Penyidik Komisi Pemberantasan Korupsi (KPK) Novel Baswedan (tengah) tiba di Gedung Bareskrim, Mabes Polri, Jakarta, Kamis (10/12). Novel Baswedan memenuhi panggilan Bareskrim untuk pelimpahan berkas tahap dua dari Bareskrim ke Kejaksaan Tinggi Bengkulu, terkait dugaan penganiayaan saat menjabat Kepala Satuan Reserse Polres Kota Bengkulu pada tahun 2004. ANTARA FOTO/Reno Esnir/nz/15.

Jakarta, Aktual.com — Komisi Pemberantasan Korupsi disebut-sebut ikut kena imbas dari kasus yang menjerat penyidiknya, Novel Baswedan. Pasalnya, kasus Novel itu mencuat pasca KPK menetapkan Komjen Pol Budi Gunawan sebagai tersangka kasus rekening gendut.

“Pimpinan juga menyadari bawa sekalipun hal ini adalah menyangkut pribadi. Namun, mereka sadar sekalipun dari rumusan pidananya ini menyangkut lembaga, kelembagaan.

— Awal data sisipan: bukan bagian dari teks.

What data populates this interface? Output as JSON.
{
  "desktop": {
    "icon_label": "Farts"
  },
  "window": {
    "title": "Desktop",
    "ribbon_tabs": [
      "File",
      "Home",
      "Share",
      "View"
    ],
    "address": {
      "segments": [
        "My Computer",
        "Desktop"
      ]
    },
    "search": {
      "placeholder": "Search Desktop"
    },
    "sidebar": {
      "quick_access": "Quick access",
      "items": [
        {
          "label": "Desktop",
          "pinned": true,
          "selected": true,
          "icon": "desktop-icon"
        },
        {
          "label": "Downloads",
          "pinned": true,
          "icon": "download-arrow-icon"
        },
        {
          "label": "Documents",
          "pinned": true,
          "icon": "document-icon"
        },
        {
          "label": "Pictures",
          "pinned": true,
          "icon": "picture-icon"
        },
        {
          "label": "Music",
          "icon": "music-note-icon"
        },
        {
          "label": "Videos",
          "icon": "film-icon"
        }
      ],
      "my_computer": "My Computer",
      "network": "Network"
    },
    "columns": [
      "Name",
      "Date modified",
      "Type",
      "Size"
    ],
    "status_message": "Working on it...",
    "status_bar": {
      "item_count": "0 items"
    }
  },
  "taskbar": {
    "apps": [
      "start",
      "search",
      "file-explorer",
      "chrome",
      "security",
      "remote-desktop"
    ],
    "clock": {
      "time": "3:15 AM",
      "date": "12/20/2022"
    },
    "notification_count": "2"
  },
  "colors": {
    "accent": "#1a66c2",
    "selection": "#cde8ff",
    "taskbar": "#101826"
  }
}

Karena kasus saudara Novel ketika dia menyelidik sebagai penyelidik KPK,” kata Pengacara Novel, Saor Siagian di gedung KPK, Senin (1/2).

Saor pun mengklaim, para komisioner lembaga antirasuah juga menyakini bahwa kasus tersebut merupakan kriminalisasi. Terlebih kasus penganiayaan yang berujung hilangnya nyawa seseorang itu, sudah terjadi lebih dari 10 tahun yang lalu.

“Nah, karena itu kalau menurut kami, diskusi kita dengan pimpinan, bahwa tidak bisanya melihat kasus Novel ini yang menurut kami adalah penuh dengan kriminalisasi. Sungguh pencederaan hukum yang luar biasa, karena kasus ini sudah terjadi 12 tahun,” ujar dia.

Bahkan, Saor juga menyebut jika kasus tersebut sama saja dengan menghina Kepolisian sebagai suatu institusi. “Ini pencederaan bukan saja kepada KPK, tapi juga kepada Kepolisian,” kata dia.

Seperti diketahui, Kejaksaan Negeri Bengkulu sudah melimpahkan perkara Novel ke Pengadilan Negeri Bengkulu. Penyidik KPK itu pun telah menerima surat dakwaan dan akan segera duduk di kursi persakitan sebagai terdakwa.